The judge, Vaughn R. Walker, the chief judge for the Northern District of California, made his findings in a ruling on a lawsuit brought by an Oregon charity. The group says it has evidence of an illegal wiretap used against it by the National Security Agency under the secret surveillance program established by President Bush after the terrorist attacks of Sept. 11, 2001.

“Congress appears clearly to have intended to — and did — establish the exclusive means for foreign intelligence activities to be conducted,” the judge wrote. “Whatever power the executive may otherwise have had in this regard, FISA limits the power of the executive branch to conduct such activities and it limits the executive branch’s authority to assert the state secrets privilege in response to challenges to the legality of its foreign intelligence surveillance activities.” Link

Much has been said about the telecom immunity portion of H.R. 6304....but the provision legalizing the wholesale vacuuming up of American's electronic communications without probable cause or warrants, or even any meaningful far more troubling.

...the old FISA allowed NSA to conduct a wiretap for up to 72 hours while waiting for FISA approval. The new bill extends this to a week, allows the surveillance to continue during appeals, and permits the government to use any of the information it collects even if the FISA court eventually rules that the tap is unlawful. This pretty obviously opens the door to some fairly serious abuse in the future.

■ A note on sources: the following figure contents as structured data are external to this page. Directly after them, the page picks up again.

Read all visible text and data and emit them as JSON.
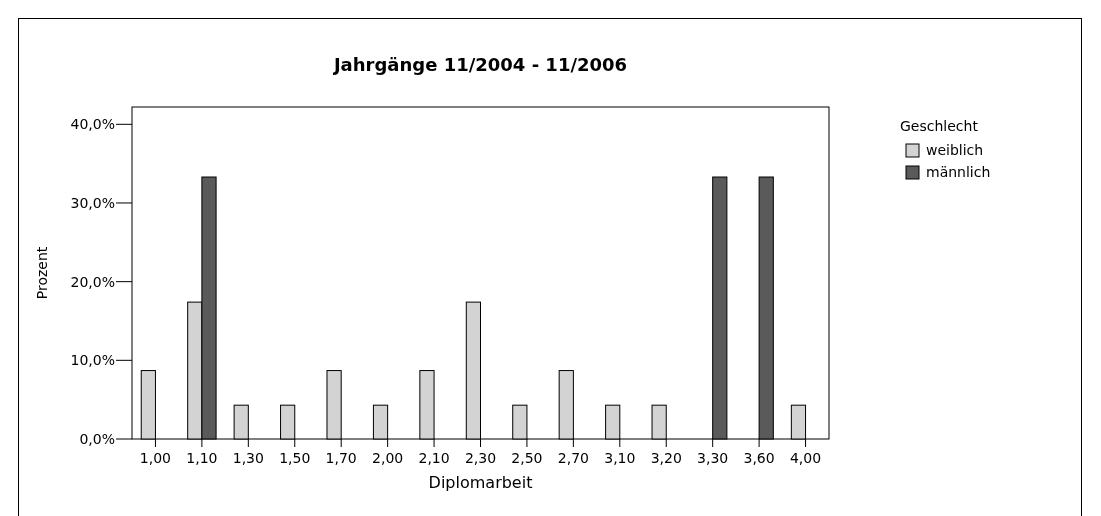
{
  "chart_data": {
    "type": "bar",
    "title": "Jahrgänge 11/2004 - 11/2006",
    "xlabel": "Diplomarbeit",
    "ylabel": "Prozent",
    "legend_title": "Geschlecht",
    "legend": "right",
    "categories": [
      "1,00",
      "1,10",
      "1,30",
      "1,50",
      "1,70",
      "2,00",
      "2,10",
      "2,30",
      "2,50",
      "2,70",
      "3,10",
      "3,20",
      "3,30",
      "3,60",
      "4,00"
    ],
    "series": [
      {
        "name": "weiblich",
        "color": "#d3d3d3",
        "values": [
          8.7,
          17.4,
          4.3,
          4.3,
          8.7,
          4.3,
          8.7,
          17.4,
          4.3,
          8.7,
          4.3,
          4.3,
          0,
          0,
          4.3
        ]
      },
      {
        "name": "männlich",
        "color": "#5a5a5a",
        "values": [
          0,
          33.3,
          0,
          0,
          0,
          0,
          0,
          0,
          0,
          0,
          0,
          0,
          33.3,
          33.3,
          0
        ]
      }
    ],
    "ylim": [
      0,
      42.2
    ],
    "yticks": [
      {
        "value": 0,
        "label": "0,0%"
      },
      {
        "value": 10,
        "label": "10,0%"
      },
      {
        "value": 20,
        "label": "20,0%"
      },
      {
        "value": 30,
        "label": "30,0%"
      },
      {
        "value": 40,
        "label": "40,0%"
      }
    ]
  }
}
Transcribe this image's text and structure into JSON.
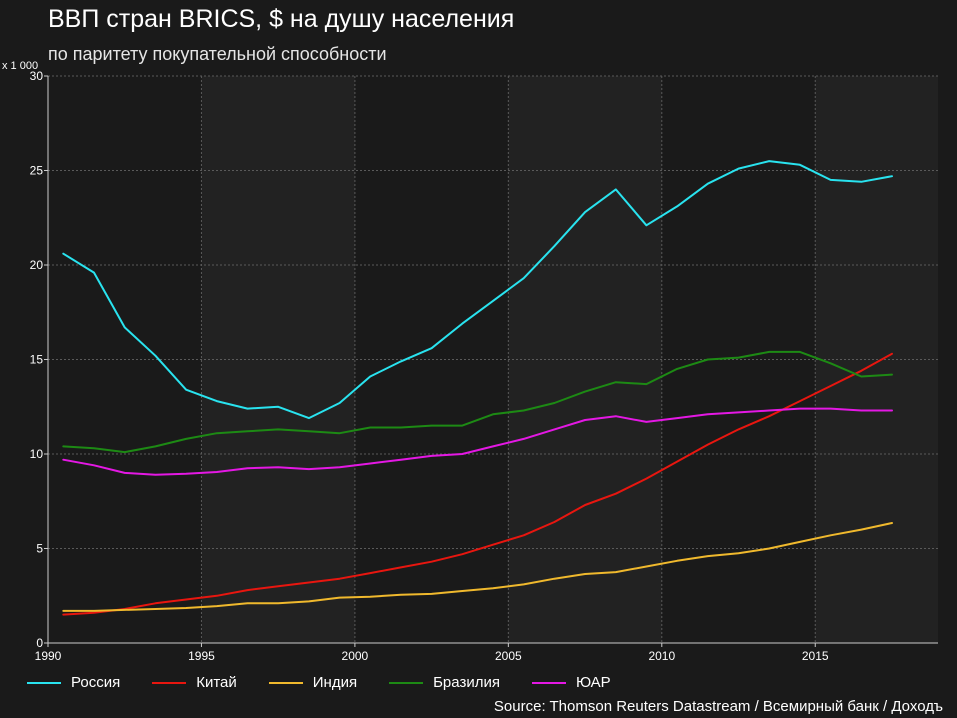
{
  "title": "ВВП стран BRICS, $ на душу населения",
  "subtitle": "по паритету покупательной способности",
  "source": "Source: Thomson Reuters Datastream / Всемирный банк / Доходъ",
  "colors": {
    "background": "#1a1a1a",
    "band": "#222222",
    "grid": "#5a5a5a",
    "axis": "#cccccc"
  },
  "chart_data": {
    "type": "line",
    "unit_label": "x 1 000",
    "xlim": [
      1990,
      2019
    ],
    "ylim": [
      0,
      30
    ],
    "x_ticks": [
      1990,
      1995,
      2000,
      2005,
      2010,
      2015
    ],
    "y_ticks": [
      0,
      5,
      10,
      15,
      20,
      25,
      30
    ],
    "grid": true,
    "legend_position": "bottom",
    "x": [
      1990.5,
      1991.5,
      1992.5,
      1993.5,
      1994.5,
      1995.5,
      1996.5,
      1997.5,
      1998.5,
      1999.5,
      2000.5,
      2001.5,
      2002.5,
      2003.5,
      2004.5,
      2005.5,
      2006.5,
      2007.5,
      2008.5,
      2009.5,
      2010.5,
      2011.5,
      2012.5,
      2013.5,
      2014.5,
      2015.5,
      2016.5,
      2017.5
    ],
    "series": [
      {
        "name": "Россия",
        "color": "#29e3ef",
        "values": [
          20.6,
          19.6,
          16.7,
          15.2,
          13.4,
          12.8,
          12.4,
          12.5,
          11.9,
          12.7,
          14.1,
          14.9,
          15.6,
          16.9,
          18.1,
          19.3,
          21.0,
          22.8,
          24.0,
          22.1,
          23.1,
          24.3,
          25.1,
          25.5,
          25.3,
          24.5,
          24.4,
          24.7
        ]
      },
      {
        "name": "Китай",
        "color": "#e8160f",
        "values": [
          1.5,
          1.6,
          1.8,
          2.1,
          2.3,
          2.5,
          2.8,
          3.0,
          3.2,
          3.4,
          3.7,
          4.0,
          4.3,
          4.7,
          5.2,
          5.7,
          6.4,
          7.3,
          7.9,
          8.7,
          9.6,
          10.5,
          11.3,
          12.0,
          12.8,
          13.6,
          14.4,
          15.3
        ]
      },
      {
        "name": "Индия",
        "color": "#f0b92d",
        "values": [
          1.7,
          1.7,
          1.75,
          1.8,
          1.85,
          1.95,
          2.1,
          2.1,
          2.2,
          2.4,
          2.45,
          2.55,
          2.6,
          2.75,
          2.9,
          3.1,
          3.4,
          3.65,
          3.75,
          4.05,
          4.35,
          4.6,
          4.75,
          5.0,
          5.35,
          5.7,
          6.0,
          6.35
        ]
      },
      {
        "name": "Бразилия",
        "color": "#1d8a14",
        "values": [
          10.4,
          10.3,
          10.1,
          10.4,
          10.8,
          11.1,
          11.2,
          11.3,
          11.2,
          11.1,
          11.4,
          11.4,
          11.5,
          11.5,
          12.1,
          12.3,
          12.7,
          13.3,
          13.8,
          13.7,
          14.5,
          15.0,
          15.1,
          15.4,
          15.4,
          14.8,
          14.1,
          14.2
        ]
      },
      {
        "name": "ЮАР",
        "color": "#e418e4",
        "values": [
          9.7,
          9.4,
          9.0,
          8.9,
          8.95,
          9.05,
          9.25,
          9.3,
          9.2,
          9.3,
          9.5,
          9.7,
          9.9,
          10.0,
          10.4,
          10.8,
          11.3,
          11.8,
          12.0,
          11.7,
          11.9,
          12.1,
          12.2,
          12.3,
          12.4,
          12.4,
          12.3,
          12.3
        ]
      }
    ]
  }
}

We're tapping the phones of anyone who fits a hazy and seldom accurate profile that NSA finds vaguely suspicious, a profile that inevitably includes plenty of calls in which one end is a U.S. citizen. But the new FISA bill doesn't require NSA to get a warrant for any of these individuals or groups, it only requires a FISA judge to approve the broad contours of the profiling software.

...the decision about which U.S. citizens to spy on is being vested in a small group of technicians operating in secret and creating criteria that virtually no one else understands. Link

Today is Independence Day, a day commemorating our nation's declaration of independence from British rule. Fireworks, flag waving, lofty speeches, quotable quotes....will all be part of this commemoration.

Noticeable by it's absence will be much, if any, serious discussion about how a nation that prides itelf on a Constitutional form of independent rule has become so dependent, recently, on the whims of men rather than established American law.

Today we celebrate Independence week the Senate will pass a bill, basically rejecting the rule of law and the 4th amendment to the Constitution pertaining to government spying on Americans.

That's not Independence. That is Dependence on men.